Over the past 24 hours, CNN and MSNBC have gleefully brandished the mugshots of Donald Trump’s co-defendants like grim trophies for their audiences to gawk at.
MRC analysts examined all coverage on CNN and MSNBC from 6:00 p.m. on August 23 to that same time the following day. During that 24-hour span, the two cable networks displayed mugshots of former Trump attorney Rudy Giuliani, former Trump administration Chief of Staff Mark Meadows, and the other defendants a whopping 188 times, amounting to a combined 83 minutes of airtime.
MSNBC led the pair in both total on-screen displays and screen time; they showed the mugshots 122 times, for a total of 56 minutes and 23 seconds. CNN showed the images 66 times, which amounted to 27 minutes and 12 seconds of screen time.
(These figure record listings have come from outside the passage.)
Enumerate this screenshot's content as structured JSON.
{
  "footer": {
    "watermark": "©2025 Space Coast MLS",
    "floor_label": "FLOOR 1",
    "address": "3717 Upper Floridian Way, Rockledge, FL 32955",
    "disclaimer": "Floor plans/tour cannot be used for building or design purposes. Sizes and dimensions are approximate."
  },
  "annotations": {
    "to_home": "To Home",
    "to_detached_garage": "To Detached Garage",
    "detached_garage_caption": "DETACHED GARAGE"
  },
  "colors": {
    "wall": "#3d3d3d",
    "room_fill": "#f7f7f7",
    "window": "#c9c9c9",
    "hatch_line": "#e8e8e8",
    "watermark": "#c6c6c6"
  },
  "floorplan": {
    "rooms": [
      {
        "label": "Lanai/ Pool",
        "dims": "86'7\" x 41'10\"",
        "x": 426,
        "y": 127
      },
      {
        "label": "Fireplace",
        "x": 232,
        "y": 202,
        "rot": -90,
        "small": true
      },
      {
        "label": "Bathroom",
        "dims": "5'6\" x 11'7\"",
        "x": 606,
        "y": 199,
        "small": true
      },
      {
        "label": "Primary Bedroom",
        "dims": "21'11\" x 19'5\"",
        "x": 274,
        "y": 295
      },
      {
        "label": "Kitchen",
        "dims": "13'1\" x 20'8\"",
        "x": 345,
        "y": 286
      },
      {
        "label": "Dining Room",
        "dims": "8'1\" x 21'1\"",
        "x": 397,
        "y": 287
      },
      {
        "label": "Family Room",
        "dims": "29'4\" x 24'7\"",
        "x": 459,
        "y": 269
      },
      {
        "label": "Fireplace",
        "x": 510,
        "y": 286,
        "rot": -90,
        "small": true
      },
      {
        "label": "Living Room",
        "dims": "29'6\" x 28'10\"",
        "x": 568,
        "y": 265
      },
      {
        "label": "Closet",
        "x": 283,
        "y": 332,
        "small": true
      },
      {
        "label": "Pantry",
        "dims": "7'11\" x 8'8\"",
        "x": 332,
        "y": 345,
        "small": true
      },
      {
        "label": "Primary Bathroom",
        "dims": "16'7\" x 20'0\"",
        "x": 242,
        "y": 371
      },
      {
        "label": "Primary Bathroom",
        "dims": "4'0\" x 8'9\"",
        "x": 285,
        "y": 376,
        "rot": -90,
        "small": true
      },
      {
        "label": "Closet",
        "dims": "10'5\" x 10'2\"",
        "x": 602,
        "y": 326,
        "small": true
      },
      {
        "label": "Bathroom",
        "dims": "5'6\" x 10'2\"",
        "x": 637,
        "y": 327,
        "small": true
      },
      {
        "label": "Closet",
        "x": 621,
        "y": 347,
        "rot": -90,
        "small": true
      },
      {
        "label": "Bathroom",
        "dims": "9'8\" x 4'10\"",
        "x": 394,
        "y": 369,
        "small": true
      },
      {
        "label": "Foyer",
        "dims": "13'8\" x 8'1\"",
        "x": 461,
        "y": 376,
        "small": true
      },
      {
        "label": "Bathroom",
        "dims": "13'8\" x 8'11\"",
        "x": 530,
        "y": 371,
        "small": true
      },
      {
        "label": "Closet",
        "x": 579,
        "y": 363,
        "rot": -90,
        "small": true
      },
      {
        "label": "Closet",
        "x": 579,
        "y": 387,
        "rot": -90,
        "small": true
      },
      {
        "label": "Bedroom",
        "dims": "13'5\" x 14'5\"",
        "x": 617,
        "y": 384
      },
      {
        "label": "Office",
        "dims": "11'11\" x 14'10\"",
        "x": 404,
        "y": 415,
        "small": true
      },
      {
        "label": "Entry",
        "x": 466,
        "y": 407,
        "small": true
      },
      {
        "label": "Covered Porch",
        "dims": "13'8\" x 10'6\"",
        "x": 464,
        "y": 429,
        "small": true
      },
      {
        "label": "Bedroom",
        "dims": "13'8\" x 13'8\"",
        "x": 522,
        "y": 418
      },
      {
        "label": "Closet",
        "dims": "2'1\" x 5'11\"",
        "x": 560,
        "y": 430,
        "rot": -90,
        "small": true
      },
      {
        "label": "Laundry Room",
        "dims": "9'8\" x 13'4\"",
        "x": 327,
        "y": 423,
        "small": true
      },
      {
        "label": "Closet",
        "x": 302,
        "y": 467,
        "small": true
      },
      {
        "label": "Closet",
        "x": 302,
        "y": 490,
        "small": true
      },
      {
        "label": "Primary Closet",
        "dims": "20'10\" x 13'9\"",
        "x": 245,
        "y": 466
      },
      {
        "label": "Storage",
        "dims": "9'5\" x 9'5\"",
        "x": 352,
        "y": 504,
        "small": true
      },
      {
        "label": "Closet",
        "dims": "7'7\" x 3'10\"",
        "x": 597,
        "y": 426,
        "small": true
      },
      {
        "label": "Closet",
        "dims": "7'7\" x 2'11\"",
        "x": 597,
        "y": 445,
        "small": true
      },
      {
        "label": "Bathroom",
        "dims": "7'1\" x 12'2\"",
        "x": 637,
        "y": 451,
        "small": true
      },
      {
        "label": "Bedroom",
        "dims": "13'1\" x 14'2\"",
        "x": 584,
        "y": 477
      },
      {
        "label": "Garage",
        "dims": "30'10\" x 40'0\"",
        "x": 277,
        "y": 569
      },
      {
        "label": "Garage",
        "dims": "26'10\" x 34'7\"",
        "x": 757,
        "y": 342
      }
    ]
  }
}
By far the biggest contributor to these totals was the August 23 edition of MSNBC’s The Beat with Ari Melber. That show was the only one on either network that managed to spend more time with a mugshot on screen than without. Throughout the show’s 46 minutes of non-commercial coverage, mugshots of at least one of the defendants were visible for an absurd 25 minutes and 9 seconds.
If that sounds excessive, consider what the mugshots signify to the journalists working at these networks. They are the figurative scalps of their party’s political enemies, who, in their minds, are guilty of one of the greatest evils ever perpetrated in America.
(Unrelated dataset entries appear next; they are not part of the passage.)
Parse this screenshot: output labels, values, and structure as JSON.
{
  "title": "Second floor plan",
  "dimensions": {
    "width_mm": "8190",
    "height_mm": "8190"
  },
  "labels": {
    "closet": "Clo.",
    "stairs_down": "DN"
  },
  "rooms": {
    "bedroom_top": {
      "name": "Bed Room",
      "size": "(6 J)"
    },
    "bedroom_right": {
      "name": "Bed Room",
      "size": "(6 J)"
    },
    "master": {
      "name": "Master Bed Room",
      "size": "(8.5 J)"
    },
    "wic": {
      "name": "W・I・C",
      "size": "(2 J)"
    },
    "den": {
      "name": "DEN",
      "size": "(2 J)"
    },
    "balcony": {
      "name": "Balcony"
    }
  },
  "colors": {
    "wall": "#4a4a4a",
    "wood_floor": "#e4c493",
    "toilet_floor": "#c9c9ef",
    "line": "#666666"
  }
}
Hours after the mugshot of Rudy Giuliani was released, MSNBC’s Chris Hayes gushed of its significance on the August 23 All In:
It always seems, you know, in the way that it’s used in the New York Post, and in the tabloids, you know, it sort of presumes guilt in its form. The mugshot looms. It looms on the cover of tabloids, it looms…
And it’s a small thing, but watching this does feel like there’s, in terms of how Fani Willis is handling this, there’s a real kind of equal justice under law kind of vibe here.
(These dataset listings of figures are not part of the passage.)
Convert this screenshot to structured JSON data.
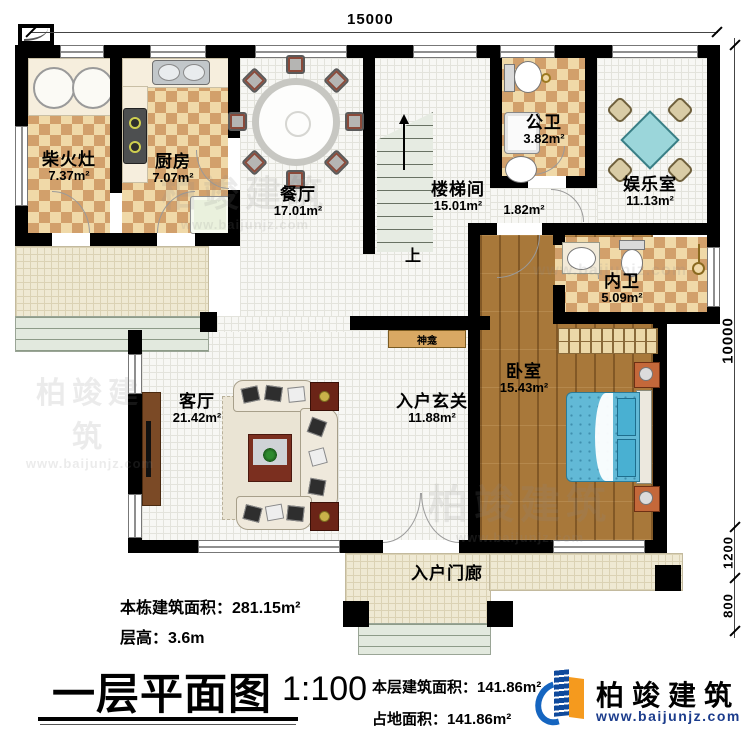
{
  "dim": {
    "top": "15000",
    "right": [
      "10000",
      "1200",
      "800"
    ]
  },
  "rooms": {
    "chaihuozao": {
      "name": "柴火灶",
      "area": "7.37m²"
    },
    "kitchen": {
      "name": "厨房",
      "area": "7.07m²"
    },
    "dining": {
      "name": "餐厅",
      "area": "17.01m²"
    },
    "stairwell": {
      "name": "楼梯间",
      "area": "15.01m²"
    },
    "public_bath": {
      "name": "公卫",
      "area": "3.82m²"
    },
    "entertainment": {
      "name": "娱乐室",
      "area": "11.13m²"
    },
    "inner_bath": {
      "name": "内卫",
      "area": "5.09m²"
    },
    "bedroom": {
      "name": "卧室",
      "area": "15.43m²"
    },
    "living": {
      "name": "客厅",
      "area": "21.42m²"
    },
    "foyer": {
      "name": "入户玄关",
      "area": "11.88m²"
    },
    "porch": {
      "name": "入户门廊"
    }
  },
  "corridor": {
    "area": "1.82m²"
  },
  "shrine": {
    "name": "神龛"
  },
  "stairs": {
    "up": "上"
  },
  "info": {
    "total_area": "本栋建筑面积：281.15m²",
    "floor_height": "层高：3.6m"
  },
  "titleblock": {
    "title": "一层平面图",
    "scale": "1:100",
    "floor_area": "本层建筑面积：141.86m²",
    "footprint": "占地面积：141.86m²"
  },
  "logo": {
    "name": "柏竣建筑",
    "url": "www.baijunjz.com"
  },
  "watermark": {
    "text": "柏竣建筑",
    "url": "www.baijunjz.com"
  },
  "colors": {
    "wall": "#000000",
    "checker_dark": "#d2a06b",
    "checker_light": "#f0d9a8",
    "wood": "#a8783a",
    "bed_blue": "#62b9d6",
    "tile": "#efe9d3",
    "stair": "#e6ebe2",
    "logo_blue": "#1565c0",
    "logo_orange": "#f59a1e",
    "url_blue": "#1b3c8c"
  }
}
The following morning during the 9:00 a.m. ET hour of CNN News Central, co-host John Berman speculated eagerly about the possibility of a Trump mugshot: “We’ll see over the course of the next several hours if there’s a mugshot taken, if it’ll be released.” He added, perhaps wistfully: “What we haven’t seen is perp walks.”
On August 17, CNN host Jake Tapper complained on Twitter about claims that lefty journalists were “reveling” in the details of the Georgia indictment. “CNN journalists & commentators, including conservatives, stating *facts* about Trump’s legal issues are falsely described as reveling in them,” he huffed. “Wildly, characteristically dishonest.”
But Tapper’s supposed outrage looks rather overdone, given his own enthusiasm about the freshly-obtained mugshot of Mark Meadows during CNN’s August 24 live indictment coverage. More than once during the 3:00 p.m. ET hour, he requested that producers bring the photo back on the screen so he could continue discussing it.
If these journalists want to get offended when they’re accused of publicly enjoying this latest Trump indictment, then they should probably stop publicly enjoying it. For a start, they could quit waving around the latest mugshots like excited baseball card collectors.